Insonnia in estate: consigli per dormire bene

Soffri di insonnia in estate? Il caldo notturno disturba il sonno perché ostacola il naturale abbassamento della temperatura corporea necessario per addormentarsi e inibisce il rilascio della melatonina, l’ormone del sonno. È la cosiddetta insonnia in estate, un disturbo temporaneo che durante le ondate di calore arriva a colpire una larga fetta della popolazione. La buona notizia è che con pochi accorgimenti, indicati dai centri di medicina del sonno, si può migliorare sensibilmente il riposo. Ecco sette consigli pratici e il motivo per cui funzionano.

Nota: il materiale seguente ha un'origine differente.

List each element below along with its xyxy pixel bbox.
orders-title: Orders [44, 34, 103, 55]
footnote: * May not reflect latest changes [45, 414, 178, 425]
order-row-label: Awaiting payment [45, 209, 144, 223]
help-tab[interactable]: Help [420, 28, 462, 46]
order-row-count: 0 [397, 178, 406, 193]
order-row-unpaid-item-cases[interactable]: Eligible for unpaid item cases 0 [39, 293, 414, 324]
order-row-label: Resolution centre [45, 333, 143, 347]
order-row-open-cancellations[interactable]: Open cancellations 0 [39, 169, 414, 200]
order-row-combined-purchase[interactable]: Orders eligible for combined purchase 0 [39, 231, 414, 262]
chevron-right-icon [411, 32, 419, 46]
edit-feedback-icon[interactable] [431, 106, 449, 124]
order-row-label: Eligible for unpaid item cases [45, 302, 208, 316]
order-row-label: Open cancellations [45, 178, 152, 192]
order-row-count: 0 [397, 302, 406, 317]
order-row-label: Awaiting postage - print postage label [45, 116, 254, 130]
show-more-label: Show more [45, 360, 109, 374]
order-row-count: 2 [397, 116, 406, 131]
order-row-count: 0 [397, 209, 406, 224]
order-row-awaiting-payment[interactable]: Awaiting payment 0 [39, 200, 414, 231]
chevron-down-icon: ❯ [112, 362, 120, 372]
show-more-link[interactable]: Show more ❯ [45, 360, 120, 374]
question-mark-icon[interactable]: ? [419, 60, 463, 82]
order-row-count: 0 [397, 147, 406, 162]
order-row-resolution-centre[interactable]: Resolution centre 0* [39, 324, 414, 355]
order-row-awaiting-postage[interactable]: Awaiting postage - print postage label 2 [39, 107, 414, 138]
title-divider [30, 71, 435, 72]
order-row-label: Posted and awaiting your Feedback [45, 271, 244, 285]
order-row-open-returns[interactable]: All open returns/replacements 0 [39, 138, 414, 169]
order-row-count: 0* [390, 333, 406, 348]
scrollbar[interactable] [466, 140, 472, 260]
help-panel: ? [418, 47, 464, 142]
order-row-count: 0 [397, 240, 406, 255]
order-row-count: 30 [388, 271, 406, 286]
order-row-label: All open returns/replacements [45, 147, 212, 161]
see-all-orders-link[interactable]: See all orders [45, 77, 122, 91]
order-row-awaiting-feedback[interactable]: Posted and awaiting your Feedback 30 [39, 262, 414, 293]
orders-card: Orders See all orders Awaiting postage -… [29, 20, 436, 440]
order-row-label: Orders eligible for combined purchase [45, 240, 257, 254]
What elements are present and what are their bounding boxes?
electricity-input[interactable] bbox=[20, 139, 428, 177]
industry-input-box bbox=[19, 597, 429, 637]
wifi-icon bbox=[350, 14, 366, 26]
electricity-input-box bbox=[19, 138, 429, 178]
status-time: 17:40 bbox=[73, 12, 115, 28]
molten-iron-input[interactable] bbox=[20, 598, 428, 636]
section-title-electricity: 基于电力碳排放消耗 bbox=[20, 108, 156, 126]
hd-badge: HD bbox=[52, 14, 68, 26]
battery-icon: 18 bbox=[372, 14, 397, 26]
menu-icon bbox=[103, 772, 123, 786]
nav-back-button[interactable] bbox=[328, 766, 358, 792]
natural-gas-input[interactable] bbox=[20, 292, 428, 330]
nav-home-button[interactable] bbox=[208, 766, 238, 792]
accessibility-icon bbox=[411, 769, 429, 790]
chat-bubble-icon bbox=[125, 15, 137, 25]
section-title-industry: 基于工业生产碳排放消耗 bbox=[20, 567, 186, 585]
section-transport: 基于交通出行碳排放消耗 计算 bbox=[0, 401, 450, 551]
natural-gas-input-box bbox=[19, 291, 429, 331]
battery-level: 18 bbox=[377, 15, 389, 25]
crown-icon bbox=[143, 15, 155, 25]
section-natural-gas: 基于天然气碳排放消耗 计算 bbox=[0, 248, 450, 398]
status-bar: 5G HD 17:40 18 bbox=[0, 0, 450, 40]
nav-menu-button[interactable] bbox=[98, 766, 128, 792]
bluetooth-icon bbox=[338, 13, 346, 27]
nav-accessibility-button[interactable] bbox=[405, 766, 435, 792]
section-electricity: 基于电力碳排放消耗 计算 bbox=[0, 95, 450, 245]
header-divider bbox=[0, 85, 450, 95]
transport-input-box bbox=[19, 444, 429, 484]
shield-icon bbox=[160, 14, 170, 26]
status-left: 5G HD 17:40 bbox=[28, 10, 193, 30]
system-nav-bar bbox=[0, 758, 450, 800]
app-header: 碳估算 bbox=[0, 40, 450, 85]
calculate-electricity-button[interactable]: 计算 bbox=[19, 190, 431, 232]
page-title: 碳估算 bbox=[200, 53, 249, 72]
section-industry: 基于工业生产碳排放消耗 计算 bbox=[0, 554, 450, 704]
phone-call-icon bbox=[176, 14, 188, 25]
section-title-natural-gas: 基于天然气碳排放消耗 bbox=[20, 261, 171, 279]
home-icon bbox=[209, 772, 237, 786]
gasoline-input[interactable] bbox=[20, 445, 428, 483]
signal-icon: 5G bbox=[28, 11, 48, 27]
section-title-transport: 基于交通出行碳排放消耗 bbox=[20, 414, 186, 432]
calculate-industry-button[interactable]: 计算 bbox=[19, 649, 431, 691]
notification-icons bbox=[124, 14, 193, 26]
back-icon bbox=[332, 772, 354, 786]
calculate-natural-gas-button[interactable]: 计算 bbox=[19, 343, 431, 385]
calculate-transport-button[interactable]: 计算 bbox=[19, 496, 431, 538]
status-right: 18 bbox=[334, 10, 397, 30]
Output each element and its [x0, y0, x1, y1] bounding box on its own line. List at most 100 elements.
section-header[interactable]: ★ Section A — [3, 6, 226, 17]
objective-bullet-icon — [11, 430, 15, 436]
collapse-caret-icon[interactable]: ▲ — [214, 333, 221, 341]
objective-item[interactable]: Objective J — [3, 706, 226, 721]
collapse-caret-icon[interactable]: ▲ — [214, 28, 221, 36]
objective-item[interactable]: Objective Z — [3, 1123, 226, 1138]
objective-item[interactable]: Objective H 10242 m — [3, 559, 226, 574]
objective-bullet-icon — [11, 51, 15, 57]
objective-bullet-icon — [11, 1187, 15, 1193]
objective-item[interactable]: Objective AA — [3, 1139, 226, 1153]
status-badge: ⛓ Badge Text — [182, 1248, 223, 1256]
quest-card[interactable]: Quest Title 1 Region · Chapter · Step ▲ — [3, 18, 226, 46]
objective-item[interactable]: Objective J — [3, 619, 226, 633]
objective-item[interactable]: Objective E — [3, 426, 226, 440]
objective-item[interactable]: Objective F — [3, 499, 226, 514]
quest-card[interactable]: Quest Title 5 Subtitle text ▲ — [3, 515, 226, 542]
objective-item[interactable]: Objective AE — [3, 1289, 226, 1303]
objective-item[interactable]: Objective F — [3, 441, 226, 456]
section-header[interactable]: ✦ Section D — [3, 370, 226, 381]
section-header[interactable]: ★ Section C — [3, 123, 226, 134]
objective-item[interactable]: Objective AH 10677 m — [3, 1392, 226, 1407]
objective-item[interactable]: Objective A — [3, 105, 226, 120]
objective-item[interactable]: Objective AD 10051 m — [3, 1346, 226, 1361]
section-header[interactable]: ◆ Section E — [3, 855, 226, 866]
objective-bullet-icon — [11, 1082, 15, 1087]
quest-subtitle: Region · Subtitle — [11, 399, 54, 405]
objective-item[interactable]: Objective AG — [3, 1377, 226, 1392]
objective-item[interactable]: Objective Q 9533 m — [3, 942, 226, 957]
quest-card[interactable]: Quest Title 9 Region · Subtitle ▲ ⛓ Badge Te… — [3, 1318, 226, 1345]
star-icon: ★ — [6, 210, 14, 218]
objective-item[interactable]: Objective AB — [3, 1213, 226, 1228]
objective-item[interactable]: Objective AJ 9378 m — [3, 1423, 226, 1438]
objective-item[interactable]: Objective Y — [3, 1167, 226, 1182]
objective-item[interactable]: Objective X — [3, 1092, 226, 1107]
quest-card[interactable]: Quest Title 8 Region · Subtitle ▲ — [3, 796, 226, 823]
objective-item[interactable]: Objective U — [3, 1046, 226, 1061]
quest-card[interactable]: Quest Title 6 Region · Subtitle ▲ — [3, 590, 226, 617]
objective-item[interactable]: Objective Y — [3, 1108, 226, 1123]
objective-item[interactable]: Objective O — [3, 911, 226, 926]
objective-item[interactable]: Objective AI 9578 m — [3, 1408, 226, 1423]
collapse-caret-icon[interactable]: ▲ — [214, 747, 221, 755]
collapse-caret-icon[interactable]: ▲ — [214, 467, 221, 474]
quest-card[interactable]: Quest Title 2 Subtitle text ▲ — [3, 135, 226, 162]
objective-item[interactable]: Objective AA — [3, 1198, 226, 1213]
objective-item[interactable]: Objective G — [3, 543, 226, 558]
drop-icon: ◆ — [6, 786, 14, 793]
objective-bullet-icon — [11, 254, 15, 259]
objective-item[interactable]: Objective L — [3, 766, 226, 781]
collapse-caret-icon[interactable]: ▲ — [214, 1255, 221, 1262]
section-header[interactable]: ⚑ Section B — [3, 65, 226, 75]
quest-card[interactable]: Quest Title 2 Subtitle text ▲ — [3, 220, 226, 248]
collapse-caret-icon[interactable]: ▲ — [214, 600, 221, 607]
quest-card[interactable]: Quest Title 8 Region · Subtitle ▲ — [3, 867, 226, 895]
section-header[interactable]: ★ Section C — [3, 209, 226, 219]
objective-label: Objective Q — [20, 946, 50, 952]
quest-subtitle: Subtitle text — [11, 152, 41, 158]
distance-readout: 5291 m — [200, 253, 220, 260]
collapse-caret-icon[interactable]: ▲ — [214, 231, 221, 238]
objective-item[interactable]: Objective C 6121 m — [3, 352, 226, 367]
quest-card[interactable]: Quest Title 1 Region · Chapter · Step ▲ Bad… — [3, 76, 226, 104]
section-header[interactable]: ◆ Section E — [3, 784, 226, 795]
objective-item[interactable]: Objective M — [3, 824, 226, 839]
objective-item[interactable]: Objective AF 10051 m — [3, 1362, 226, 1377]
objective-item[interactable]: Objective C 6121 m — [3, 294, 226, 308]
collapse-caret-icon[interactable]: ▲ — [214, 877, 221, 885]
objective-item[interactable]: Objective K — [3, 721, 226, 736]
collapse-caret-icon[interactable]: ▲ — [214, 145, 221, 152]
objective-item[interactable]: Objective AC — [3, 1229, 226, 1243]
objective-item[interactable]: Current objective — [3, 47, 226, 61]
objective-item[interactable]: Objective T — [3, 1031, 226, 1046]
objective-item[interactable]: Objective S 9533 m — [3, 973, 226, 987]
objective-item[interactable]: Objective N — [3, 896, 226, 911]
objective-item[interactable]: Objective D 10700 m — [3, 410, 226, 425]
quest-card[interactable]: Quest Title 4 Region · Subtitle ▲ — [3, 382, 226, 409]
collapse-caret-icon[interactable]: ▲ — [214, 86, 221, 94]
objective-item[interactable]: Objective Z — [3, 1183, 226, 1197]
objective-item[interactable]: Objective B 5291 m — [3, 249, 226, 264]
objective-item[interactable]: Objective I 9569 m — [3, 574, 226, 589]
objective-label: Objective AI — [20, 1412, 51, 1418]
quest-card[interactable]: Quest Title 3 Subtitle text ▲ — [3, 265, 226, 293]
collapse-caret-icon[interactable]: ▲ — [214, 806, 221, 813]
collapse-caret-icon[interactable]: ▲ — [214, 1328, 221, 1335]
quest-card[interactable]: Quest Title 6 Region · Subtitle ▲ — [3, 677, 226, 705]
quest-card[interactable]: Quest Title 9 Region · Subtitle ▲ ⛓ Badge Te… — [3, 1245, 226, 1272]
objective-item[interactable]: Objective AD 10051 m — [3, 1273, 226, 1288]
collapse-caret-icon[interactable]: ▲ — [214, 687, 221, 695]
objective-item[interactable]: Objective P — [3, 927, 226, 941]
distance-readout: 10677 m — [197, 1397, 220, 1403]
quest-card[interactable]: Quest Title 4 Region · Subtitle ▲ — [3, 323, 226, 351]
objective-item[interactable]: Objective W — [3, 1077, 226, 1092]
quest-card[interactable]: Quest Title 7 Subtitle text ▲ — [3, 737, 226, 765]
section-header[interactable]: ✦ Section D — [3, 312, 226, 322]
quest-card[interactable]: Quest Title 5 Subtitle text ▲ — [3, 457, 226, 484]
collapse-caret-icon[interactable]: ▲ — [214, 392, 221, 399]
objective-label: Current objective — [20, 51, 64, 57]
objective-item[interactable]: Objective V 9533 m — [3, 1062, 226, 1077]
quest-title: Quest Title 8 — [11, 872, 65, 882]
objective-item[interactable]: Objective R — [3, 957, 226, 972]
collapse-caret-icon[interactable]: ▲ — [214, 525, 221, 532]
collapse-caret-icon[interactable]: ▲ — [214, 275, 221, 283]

Perché d’estate si dorme male: il meccanismo dell’insonnia in estate

Per contrastare l’insonnia in estate, il nostro corpo ha bisogno di abbassare la propria temperatura interna di circa un grado. Questo raffreddamento naturale è il segnale che innesca il sonno. Quando la temperatura della camera è troppo alta, il processo viene ostacolato e prendere sonno diventa difficile.

A questo si aggiunge un fattore ormonale. Come spiegano gli specialisti dei centri di medicina del sonno, la melatonina — l’ormone che favorisce il riposo — viene prodotta dopo il tramonto, con l’arrivo del buio, ed è favorita da una temperatura corporea ottimale. Il caldo eccessivo ne inibisce il rilascio. Le giornate più lunghe e luminose, tipiche dell’estate, ritardano ulteriormente questa produzione, sfasando il ritmo circadiano. Ecco perché in estate anche chi di solito dorme bene può andare incontro a notti difficili.

1. Mantieni la camera fresca (ma con la temperatura giusta)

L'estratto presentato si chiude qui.